Usted dice que la primera línea de sus novelas marca toda su narración. ¿Cuál sería la primera línea de los tiempos actuales?
El voto regicida de la Revolución francesa. Es eso lo que parte en dos la historia de Francia.

¿La de Francia o la del mundo?
Bueno, está toda esa paradoja francesa que molesta tanto a los ingleses: Francia se pensó a sí misma como universal. Eso es algo muy particular de la Revolución francesa y de la Declaración “Universal” de los DD.HH., con su sueño magnífico. Y es el problema al que estamos enfrentados ahora –también ustedes los chilenos–, porque al frente tenemos a DAESH y vemos que no vale la pena intentar convencerlos de que existen valores universales, porque esos valores no son universales. Es terrible, pero es así. Los que hicieron la Francia actual fueron extranjeros, pero que se apropiaron de esos valores. Los de hoy, en cambio, ni siquiera son extranjeros porque son franceses de pasaporte, sin embargo rechazan este modelo de valores. La primera religión en Francia es la musulmana, y difícilmente podremos lograr que las escuelas coránicas adopten esos valores y derechos. Entonces este problema puede durar todavía un siglo y medio.

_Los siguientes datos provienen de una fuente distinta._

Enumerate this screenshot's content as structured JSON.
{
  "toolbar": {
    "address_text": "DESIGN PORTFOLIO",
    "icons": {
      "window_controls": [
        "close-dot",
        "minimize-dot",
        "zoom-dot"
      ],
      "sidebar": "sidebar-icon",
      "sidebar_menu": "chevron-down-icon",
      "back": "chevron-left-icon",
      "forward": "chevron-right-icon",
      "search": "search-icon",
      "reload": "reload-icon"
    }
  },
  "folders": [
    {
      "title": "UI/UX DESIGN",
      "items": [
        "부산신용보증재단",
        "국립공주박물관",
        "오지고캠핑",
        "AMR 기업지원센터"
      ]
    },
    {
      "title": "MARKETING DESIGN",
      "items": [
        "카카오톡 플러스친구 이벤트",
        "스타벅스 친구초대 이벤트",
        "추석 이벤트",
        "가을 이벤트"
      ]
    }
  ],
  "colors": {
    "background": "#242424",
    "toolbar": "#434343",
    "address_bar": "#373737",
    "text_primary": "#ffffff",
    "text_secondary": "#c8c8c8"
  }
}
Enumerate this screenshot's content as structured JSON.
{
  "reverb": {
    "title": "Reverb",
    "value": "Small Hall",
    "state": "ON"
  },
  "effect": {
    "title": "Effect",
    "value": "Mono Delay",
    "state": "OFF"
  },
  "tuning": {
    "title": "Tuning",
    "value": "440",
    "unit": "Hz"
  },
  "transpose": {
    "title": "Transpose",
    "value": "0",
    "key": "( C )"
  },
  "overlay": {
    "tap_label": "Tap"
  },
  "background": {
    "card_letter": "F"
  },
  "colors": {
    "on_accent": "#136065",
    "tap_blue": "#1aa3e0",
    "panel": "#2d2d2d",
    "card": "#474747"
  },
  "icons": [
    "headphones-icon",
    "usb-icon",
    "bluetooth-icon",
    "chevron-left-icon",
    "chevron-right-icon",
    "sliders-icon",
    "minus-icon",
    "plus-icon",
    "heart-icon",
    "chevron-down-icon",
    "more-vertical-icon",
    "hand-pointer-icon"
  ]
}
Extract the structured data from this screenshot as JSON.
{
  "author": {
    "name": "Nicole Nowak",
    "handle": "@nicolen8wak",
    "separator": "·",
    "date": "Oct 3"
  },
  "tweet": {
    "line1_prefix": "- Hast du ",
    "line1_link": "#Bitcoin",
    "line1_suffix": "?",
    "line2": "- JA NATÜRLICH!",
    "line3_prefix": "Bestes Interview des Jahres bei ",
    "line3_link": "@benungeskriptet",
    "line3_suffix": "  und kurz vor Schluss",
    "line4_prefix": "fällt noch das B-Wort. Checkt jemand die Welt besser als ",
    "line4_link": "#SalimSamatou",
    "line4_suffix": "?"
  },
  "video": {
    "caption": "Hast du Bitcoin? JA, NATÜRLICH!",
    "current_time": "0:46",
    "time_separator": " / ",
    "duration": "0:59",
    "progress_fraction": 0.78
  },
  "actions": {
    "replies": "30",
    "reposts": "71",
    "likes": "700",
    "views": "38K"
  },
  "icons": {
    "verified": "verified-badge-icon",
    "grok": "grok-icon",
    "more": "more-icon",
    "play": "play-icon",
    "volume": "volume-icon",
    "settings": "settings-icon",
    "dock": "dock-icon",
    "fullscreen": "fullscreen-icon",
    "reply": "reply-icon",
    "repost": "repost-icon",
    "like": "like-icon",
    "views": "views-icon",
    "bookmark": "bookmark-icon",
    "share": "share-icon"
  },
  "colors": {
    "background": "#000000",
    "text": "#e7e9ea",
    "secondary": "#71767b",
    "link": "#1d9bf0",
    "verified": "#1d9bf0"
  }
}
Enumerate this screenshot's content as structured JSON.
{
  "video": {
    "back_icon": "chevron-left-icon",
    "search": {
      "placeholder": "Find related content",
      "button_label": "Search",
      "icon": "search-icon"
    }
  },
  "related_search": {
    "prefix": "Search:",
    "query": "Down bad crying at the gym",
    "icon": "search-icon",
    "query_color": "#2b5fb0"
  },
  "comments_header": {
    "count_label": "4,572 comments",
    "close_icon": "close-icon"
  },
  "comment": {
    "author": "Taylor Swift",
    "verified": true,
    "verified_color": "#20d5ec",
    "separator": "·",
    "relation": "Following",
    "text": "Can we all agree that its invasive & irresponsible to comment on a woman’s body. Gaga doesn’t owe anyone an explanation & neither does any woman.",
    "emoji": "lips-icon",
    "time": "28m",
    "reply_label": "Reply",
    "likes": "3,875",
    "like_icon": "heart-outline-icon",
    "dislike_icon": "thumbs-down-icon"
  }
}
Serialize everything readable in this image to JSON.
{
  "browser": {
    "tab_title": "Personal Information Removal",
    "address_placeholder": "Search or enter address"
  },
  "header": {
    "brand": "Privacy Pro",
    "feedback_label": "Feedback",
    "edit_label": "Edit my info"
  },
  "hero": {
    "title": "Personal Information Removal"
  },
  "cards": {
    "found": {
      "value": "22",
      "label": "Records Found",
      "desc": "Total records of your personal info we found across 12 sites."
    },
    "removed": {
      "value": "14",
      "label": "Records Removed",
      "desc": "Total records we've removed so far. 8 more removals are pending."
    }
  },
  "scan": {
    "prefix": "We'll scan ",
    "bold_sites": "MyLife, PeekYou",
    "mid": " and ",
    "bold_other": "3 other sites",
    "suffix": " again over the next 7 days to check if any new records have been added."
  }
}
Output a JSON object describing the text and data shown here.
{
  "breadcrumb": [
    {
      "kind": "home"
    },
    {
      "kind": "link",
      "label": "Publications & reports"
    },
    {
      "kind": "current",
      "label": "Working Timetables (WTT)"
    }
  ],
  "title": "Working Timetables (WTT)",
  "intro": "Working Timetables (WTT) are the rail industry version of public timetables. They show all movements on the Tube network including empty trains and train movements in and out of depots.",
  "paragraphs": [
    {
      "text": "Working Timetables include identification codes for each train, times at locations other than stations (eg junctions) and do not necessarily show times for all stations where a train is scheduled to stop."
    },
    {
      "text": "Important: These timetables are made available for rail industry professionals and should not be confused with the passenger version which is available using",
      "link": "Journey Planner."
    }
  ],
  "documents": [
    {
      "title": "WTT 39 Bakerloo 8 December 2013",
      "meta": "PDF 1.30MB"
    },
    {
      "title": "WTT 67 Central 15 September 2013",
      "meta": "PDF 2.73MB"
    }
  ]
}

¿No ve posibles soluciones en una nueva política de integración?
A corto plazo, no. Nuestro proceso de separación de las Iglesias y el Estado fue muy largo, y vino desde el interior de la propia civilización cristiana. El movimiento contra la Iglesia, cuya noción central es la laicidad, empieza con los filósofos de las Luces en el siglo XVIII y culmina en 1905, o sea demora más o menos un siglo y medio. En los años 50 y 60 del siglo XX había muchos intelectuales árabes que querían poner fin al automatismo de pensar que ser árabe es ser musulmán y viceversa. Eso hoy ya no existe. En ciertos países, decir eso hoy te puede costar la vida, y con eso volvemos a la Inquisición y a Torquemada.

¿Usted participa de algún proyecto político?
No, eso fue antes, en los años 70. Fui cercano a un movimiento en Francia llamado Vive la Revolution. Pero cometimos el error de apoyar la revolución iraní, para proteger al Imam Jomeini en Francia y mandarlo a instalar la República Islámica. Eso para mí fue el final de la idea de revolución.

Dice que estudió Filosofía para poder hacer literatura, ¿cómo es eso?
Es verdad. Primero estudié Literatura y luego partí al Golfo Pérsico y luego a Nigeria. Ahí no había ni teléfono, estaba lejos de todo. Entonces intenté leer a Spinoza, a tropezones, y ahí decidí retomar mis estudios de Filosofía. Quería comprender a Spinoza, pero también tenía la idea de que saber todo eso me permitiría escribir con eso sin hacer referencia a eso. A veces veo a novelistas que penosamente dan vueltas alrededor de un concepto como si estuvieran a punto de descubrirlo, y dan ganas de decirles “mira, sabes, eso que estás buscando ya tiene nombre desde el siglo XVIII”.